Looking back, I realized that it has been at least 10 months ever since I posted in this blog. And also this days marks the end of June even though our classes barely started like two weeks ago. I thought that I'd probably clean this (probably) rotting blog that only talks about my personal life because I'm actually too lazy to write in paper and I think it would be a waste of paper and not only that, they'll probably eaten by termites or something and I'm not good at keeping things like I'm supposed to be looking for my notebooks back when I was a freshmen but tough luck.
And I'm ranting.
Maybe one of the reasons why I opened this blog and just write random stuff is because I'm kind of unhappy with the things as of now. I'm pretty contented with my life but I don't think I'm enjoying school much as I did the past year.
[Get ready for my long story.]
For four years, I have been stuck in a classroom where I started my freshmen and ended my two years of junior high. There I had experienced a lot of things, met different kinds of people, bonded with them, hated them, argued with them, and some complicated status. To be honest, I kind of think back then, what would happen after all of these?
I remember back when I used to walk home with Allen, the Tank, and Cardinal-san, there was that one time when I lagged behind and try to think if that moment would just stay there. But of course, I know that in that four years, things may change and I just thought what would happen if that time comes. What would I do then?
Then came, third year and Allen switched schools, I was kind of depressed for at least a month I don't know. I mean, he's the only person I can actually talk to and make sense. I only talk with Cardinal-san about science and other stuff and Tank with his stories of military, wars, air crafts, ships and history. So I was pretty down that time since I lost my partner-in-crime.
Even so, at least we still had connection because squad goals never ends. But that communication is pretty low, so to speak.
Now then comes our senior high, I don't know but these past two weeks, I've never felt that I'm myself. I'm actually afraid I'm going to turn back into my elementary self where I would be isolated from social communication and just think that studying is my only purpose for being in school. Allen returned but we're in different class and we barely see each other since I'm on the second floor while he's on the first floor. The Tank had left for another school the same as Cardinal-san who left for another school, trying to close off any contact we have with him.
Sad to say, I'm missing those days where we would always be together. Like seriously. I've thought about that the moment of separation would happen but I never really knew what to do. I feel so lost and alone. Even the class that I had stayed for four years, is enough to make me want their company because we had been so comfortable with each other, we always give support to others. And another is that Charlie left for another school after scamming us that she would be staying with us in the school.
But now...
It's like I want to throw a bomb in my new class.

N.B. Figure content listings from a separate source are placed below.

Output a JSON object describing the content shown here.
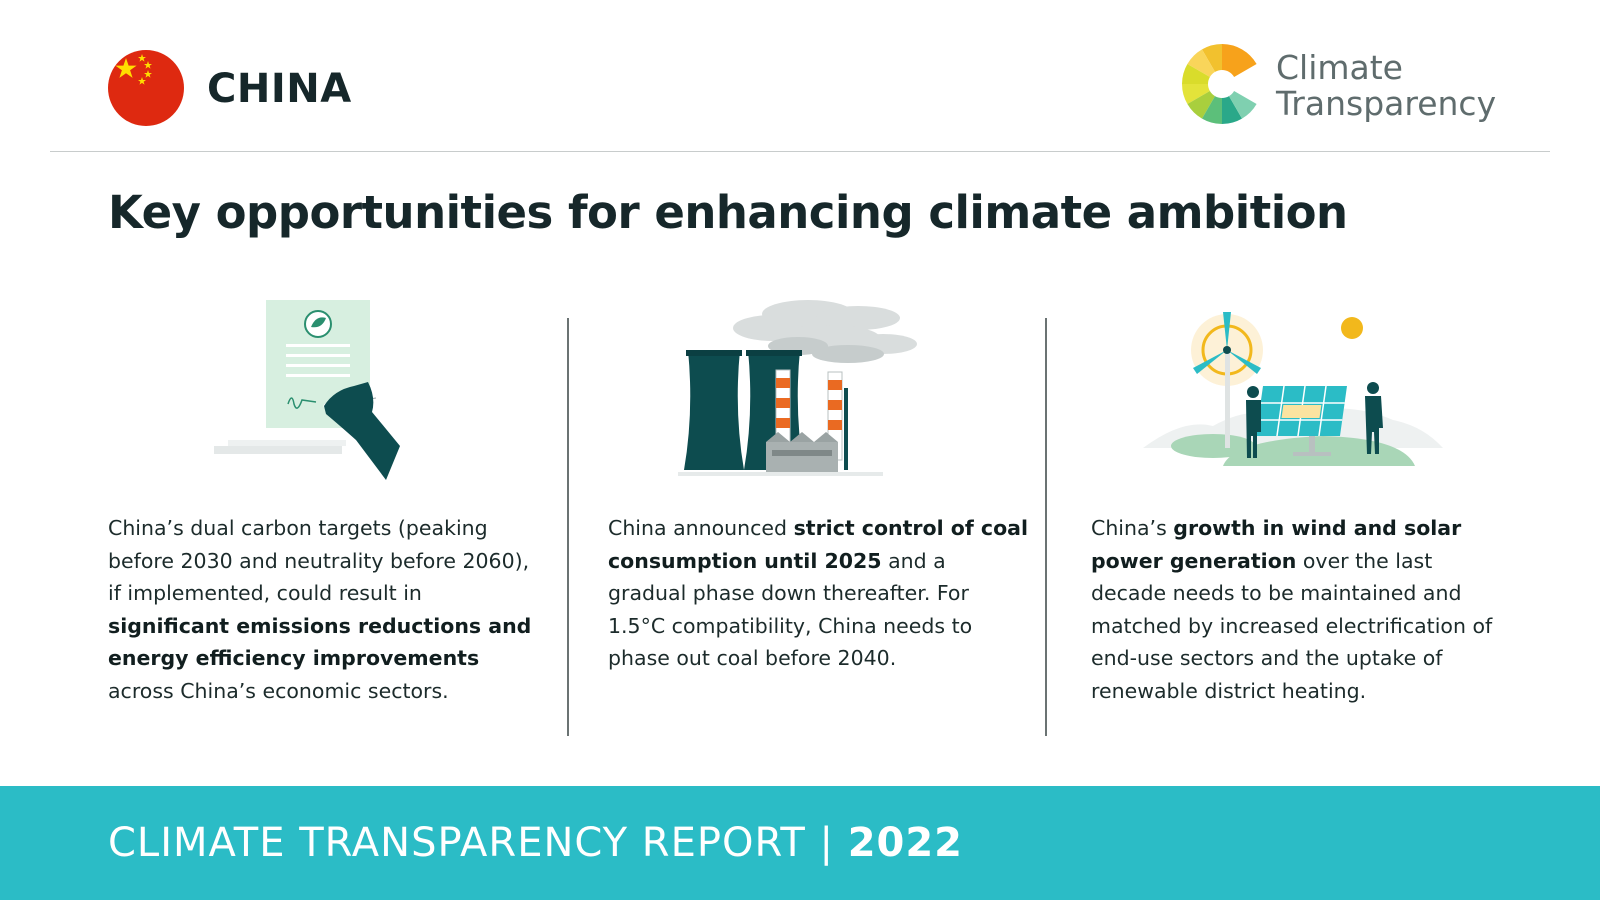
{
  "header": {
    "country": "CHINA",
    "logo_line1": "Climate",
    "logo_line2": "Transparency"
  },
  "title": "Key opportunities for enhancing climate ambition",
  "columns": [
    {
      "icon": "signing-document-icon",
      "t1": "China’s dual carbon targets (peaking before 2030 and neutrality before 2060), if implemented, could result in ",
      "b1": "significant emissions reductions and energy efficiency improvements",
      "t2": " across China’s economic sectors."
    },
    {
      "icon": "coal-power-plant-icon",
      "t1": "China announced ",
      "b1": "strict control of coal consumption until 2025",
      "t2": " and a gradual phase down thereafter. For 1.5°C compatibility, China needs to phase out coal before 2040."
    },
    {
      "icon": "wind-solar-icon",
      "t1": "China’s ",
      "b1": "growth in wind and solar power generation",
      "t2": " over the last decade needs to be maintained and matched by increased electrification of end-use sectors and the uptake of renewable district heating."
    }
  ],
  "footer": {
    "report": "CLIMATE TRANSPARENCY REPORT",
    "separator": "|",
    "year": "2022"
  },
  "colors": {
    "footer_bg": "#2bbcc6",
    "flag_red": "#de2910",
    "flag_yellow": "#ffde00",
    "dark_teal": "#0d4c4f"
  }
}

Over and over again, I had told people that the main reason that I set off in the journalism track is to never mingle with my elementary classmates except for Leen who had been my classmate for at least eight years, counting our junior high. But sadly, now that we are in a different level, we were all broken apart.
Apparently, I have a classmate back then who was jealous of me because I was always the top honor. And there's already a conspiracy amongst us since we don't really have books, he had been a step ahead with the researches. I, actually, don't mind if he does anything so he can secure the top, but I somehow felt like giving up without a fight or it's just my pride, really.
Now that my previous classmates are separated, our goal is to secure the honors of the classes because why not? We have been somehow isolated for the entire batch for four years and in those years, they would challenge us into getting a higher grade in class projects and from what I heard, it's because we're intimidating.
In what way would we have been intimidating?
We were only a small class of 34, in a different curriculum than the others, against the at least a hundred of them who were taught the same sciences that we weren't taught of.
Another thing is, I am having doubts once again in joining our debating society. I know of our differences in status, performance and relationship but I felt no motivation to go one much like the same motivation I lack in going to the canteen because apparently there's no really purpose for me to leave our classroom. And our new building feels so isolated even though the main building is only across the school. I actually appreciate the building we stayed before.
Going back, one of the reasons I debate, is because I enjoy it and two, I had my classmates but since Therese and Tank left for the same school, the only ones in our batch that was left was me, Rence, and Gravity. Rence is already particularly close with everyone and he has outstanding talents so I believe he doesn't have any reason to leave. And I'm just the same as Gravity, we're standing on the passive neutral level where we don't really care what happens.
It's just saddening that I feel like I'm abandoning the things that made me who I am today just because of the factors and conditions that I have met to form me into this person. I owe my character development to my previous classmates and I'm thanking (sarcastically) my new classmates for revealing once again that life outside is cruel and it is indeed "survival of the fittest".
Needless to say, I'm starting to be negatively deep once again.
[Other than that, I still have mixed feelings about Brexit.]